How can we make our audit easier?

In my experience, the audits that go well without last minute surprises or cost overages always involve good communication on both sides. A few key items that should be communicated between the auditor and the company’s management in a timely manner to improve audit logistics are as follows:

  • Major or otherwise complex transactions, including management’s assessment of the accounting;
  • Critical milestones for the audit timeline and related deliverables due from all involved;
  • The auditor’s planned audit approach, including materiality, significant areas of audit focus and other scoping issues; and
  • Audit fees and related assumptions.

Ideally, the auditor should discuss such issues with the company’s audit committee, board and/or senior management during the planning stage of the audit, with a follow up report upon the conclusion of the audit.

Management may consider requesting that the auditor consider major transactions throughout the year, applying audit procedures as such issues arise to provide early comfort to management and to avoid dealing with complex issues in the late stages of the audit. In many cases, quarterly or semi-annual meetings with the auditor to discuss ongoing and upcoming issues may help to identify issues and opportunities early.

Communication is, of course, a two way street but if you find your auditor isn’t communicating with you proactively, reach out and start the conversation – you’ll be glad you did.

Whaaat?! My auditor can provide value beyond just an auditor’s report?

Your relationship with your auditor can give you much more than just a painless and cost-effective audit. Many audit partners specialize in a particular industry, in which case they will likely audit many of your company’s peers and will be otherwise well versed on best practices and current events specific to your industry. Although auditors cannot discuss specifics of their clients for confidentiality reasons, they can provide valuable insight that will be useful to your company. For this reason, there is often value for senior management outside of the finance function to participate in meetings with the auditor.

Most accounting firms offer many valuable services beyond just audit, which you can access through your auditor. If you’re well matched with your audit firm, meaning you work well with them and they know how to service your industry and your company, then your auditor will be in a unique position to be your trusted advisor. Your auditor already understands your business and can help you identify the risks your business may be exposed to and how to mitigate those risks to the benefit of the company’s stakeholders. You’re setting up a new subsidiary in Guatemala? Call your auditor to discuss cross-border tax planning. You have intercompany transactions with international subsidiaries? Call your auditor to discuss transfer pricing considerations.
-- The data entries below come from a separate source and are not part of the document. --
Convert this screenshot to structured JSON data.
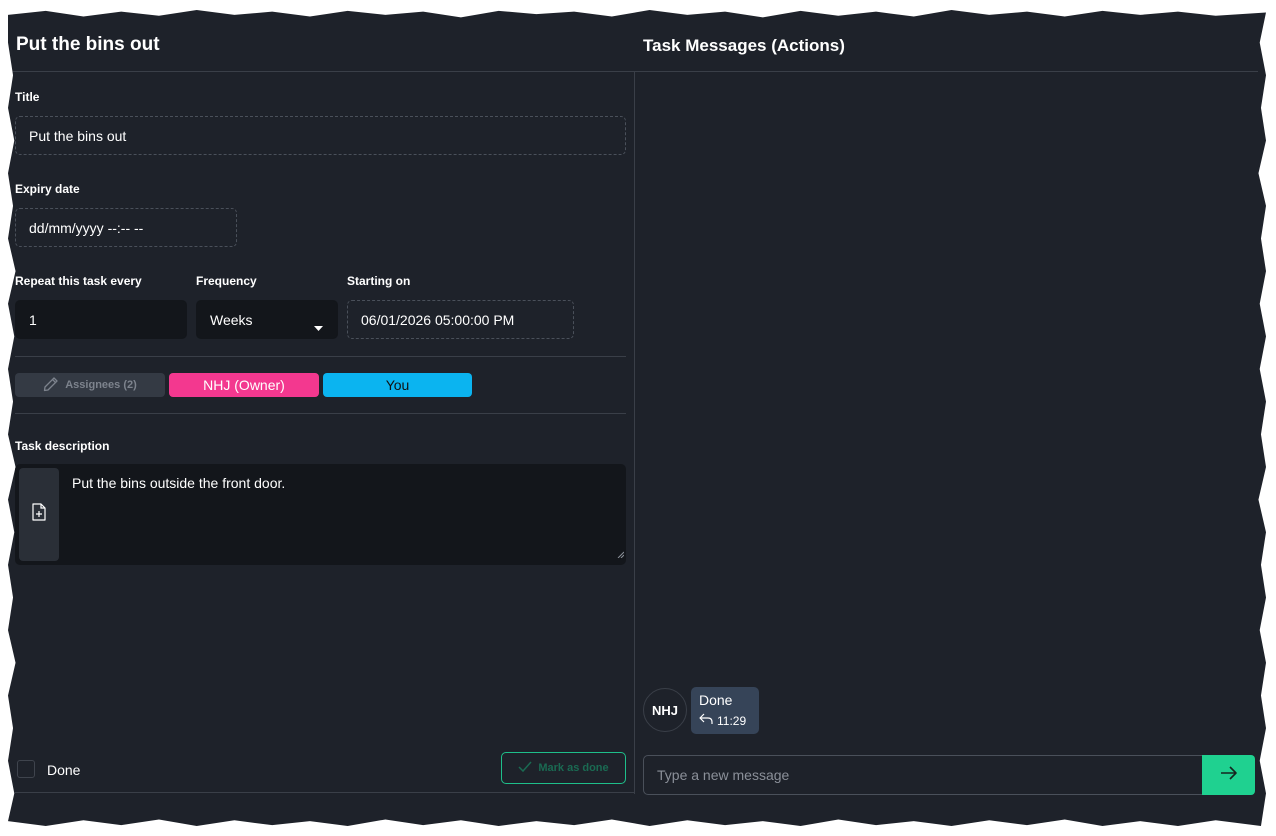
{
  "task": {
    "heading": "Put the bins out",
    "title_label": "Title",
    "title_value": "Put the bins out",
    "expiry_label": "Expiry date",
    "expiry_placeholder": "dd/mm/yyyy --:-- --",
    "repeat_label": "Repeat this task every",
    "repeat_value": "1",
    "frequency_label": "Frequency",
    "frequency_value": "Weeks",
    "starting_label": "Starting on",
    "starting_value": "06/01/2026 05:00:00 PM",
    "assignees_label": "Assignees (2)",
    "chips": [
      "NHJ (Owner)",
      "You"
    ],
    "description_label": "Task description",
    "description_value": "Put the bins outside the front door.",
    "done_label": "Done",
    "mark_done_label": "Mark as done"
  },
  "messages": {
    "heading": "Task Messages (Actions)",
    "items": [
      {
        "avatar": "NHJ",
        "text": "Done",
        "time": "11:29"
      }
    ],
    "input_placeholder": "Type a new message"
  },
  "colors": {
    "background": "#1e222a",
    "owner_chip": "#f3388f",
    "you_chip": "#0bb4f0",
    "send_button": "#1fd190",
    "mark_done_border": "#1ebf8a",
    "bubble": "#364458"
  },
  "icons": {
    "assignees": "pencil-icon",
    "description": "file-plus-icon",
    "frequency": "caret-down-icon",
    "mark_done": "checkmark-icon",
    "reply": "reply-icon",
    "send": "arrow-right-icon"
  }
}
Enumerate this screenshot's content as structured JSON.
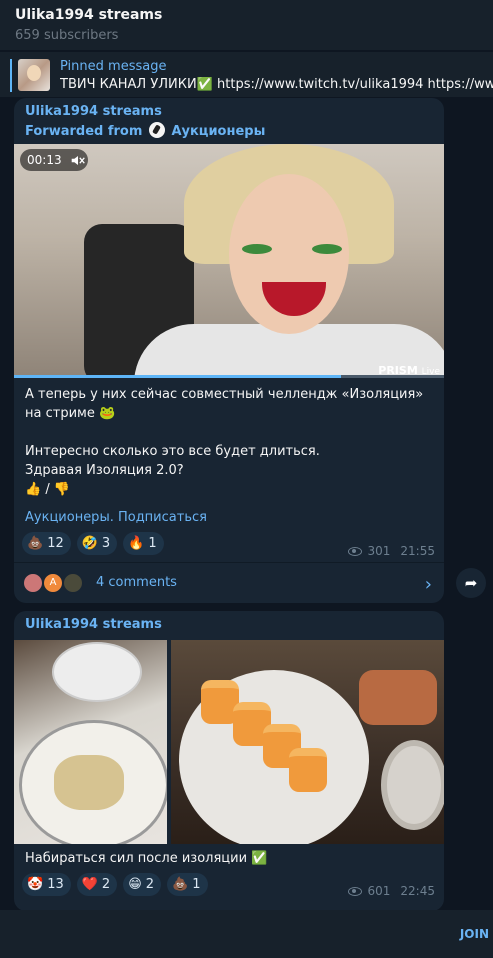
{
  "header": {
    "title": "Ulika1994 streams",
    "subscribers": "659 subscribers"
  },
  "pinned": {
    "label": "Pinned message",
    "text": "ТВИЧ КАНАЛ УЛИКИ✅ https://www.twitch.tv/ulika1994 https://www.tw"
  },
  "post1": {
    "channel": "Ulika1994 streams",
    "forwarded_prefix": "Forwarded from",
    "forwarded_name": "Аукционеры",
    "video_time": "00:13",
    "video_progress": 0.76,
    "watermark": "PRISM",
    "watermark_sub": "Live",
    "text_line1": "А теперь у них сейчас совместный челлендж «Изоляция» на стриме 🐸",
    "text_line2": "Интересно сколько это все будет длиться.",
    "text_line3": "Здравая Изоляция 2.0?",
    "text_line4": "👍 / 👎",
    "link": "Аукционеры. Подписаться",
    "reactions": [
      {
        "emoji": "💩",
        "count": "12"
      },
      {
        "emoji": "🤣",
        "count": "3"
      },
      {
        "emoji": "🔥",
        "count": "1"
      }
    ],
    "views": "301",
    "time": "21:55",
    "comments": "4 comments",
    "avatar2_letter": "A"
  },
  "post2": {
    "channel": "Ulika1994 streams",
    "caption": "Набираться сил после изоляции ✅",
    "reactions": [
      {
        "emoji": "🤡",
        "count": "13"
      },
      {
        "emoji": "❤️",
        "count": "2"
      },
      {
        "emoji": "😁",
        "count": "2"
      },
      {
        "emoji": "💩",
        "count": "1"
      }
    ],
    "views": "601",
    "time": "22:45"
  },
  "bottom": {
    "join": "JOIN"
  },
  "colors": {
    "accent": "#6ab3f3",
    "bg": "#0e1621",
    "bubble": "#182533"
  }
}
A really good auditor will proactively make suggestions to mitigate risks and generally improve your business based on observations made during the course of their audit. Such observations may include improvements to internal controls and processes or opportunities for tax planning and may be summarized in a letter upon the conclusion of the audit. In many cases an auditor may not be able to provide the non-audit service you require due to independence reasons, but they will be able to assist you in scoping critical issues and set you up with a referral to a trusted professional to attend to your needs.

Last but not least, many accounting firms offer complementary educational materials and presentations, many of which qualify for professional development credits required to maintain major accounting designations. Examples of such are those offered by my firm, BDO Canada LLP, including timely publications on a wide variety of topics through our online library as well as professional development training, which we refer to as MYPDR.